“Armando Bernardo Cutileiro” – Ò Alcoentre, ò Alcoentre, Lisboa à Vista!

7H30. Mexi-me, mas fingi não dar pela presença discreta da minha mãe, que entrou no quarto, ainda às escuras, para me acordar. Devia calçar chinelos levezinhos de enfiar no dedo, mas nos meus ouvidos ressoavam os passos apressados duma criança fugidia, que além de não querer levantar-se, não desejava por nada ser posta na rua àquela hora.

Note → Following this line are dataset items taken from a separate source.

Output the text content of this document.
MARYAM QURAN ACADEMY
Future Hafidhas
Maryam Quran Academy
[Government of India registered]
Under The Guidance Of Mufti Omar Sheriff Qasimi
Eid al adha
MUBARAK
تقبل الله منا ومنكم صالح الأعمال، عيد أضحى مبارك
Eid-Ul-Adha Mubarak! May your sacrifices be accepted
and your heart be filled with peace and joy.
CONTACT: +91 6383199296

Sacudiu-me o ombro, como se desejasse acordar-me dum sono de três dias, numa altura em que me virava, tentando colocar-me numa posição em que não pudesse encontrar-me. Deu ordem para me levantar, enquanto escancarava uma portada da janela, deixando antever que, independentemente do que eu dissesse, ali quem mandava era ela. Perdido no tempo, desconhecia que horas eram, mas deduzi que estávamos atrasados, em resposta a ter-lhe perguntado se era naquele dia que iriamos a Lisboa ao encontro do meu pai. Deitou-me um olhar zangado e eu despachei-me a ir comer uma papa de sobras de pão demolhado numa chávena de leite, só depois fui ao encontro do meu irmão, que esperava por mim vestido, como se, a propósito da fatiota escolhida, quisesse dar-me dicas de moda acerca do que eu deveria usar.

Estava bonito, mal comparado parecia um principezinho a ajeitar-se para assistir à tomada de posse dum presidente da República eleito através de golpe militar: sob uma boina de pala enviesada, como um soldado de infantaria; calças remendadas nos joelhos como se as tivesse rompido rastejando sob a cerca de arame farpado do inimigo; e o ar aborrecido duma sentinela de castigo, por o terem surpreendido de dia a dormir na guarida.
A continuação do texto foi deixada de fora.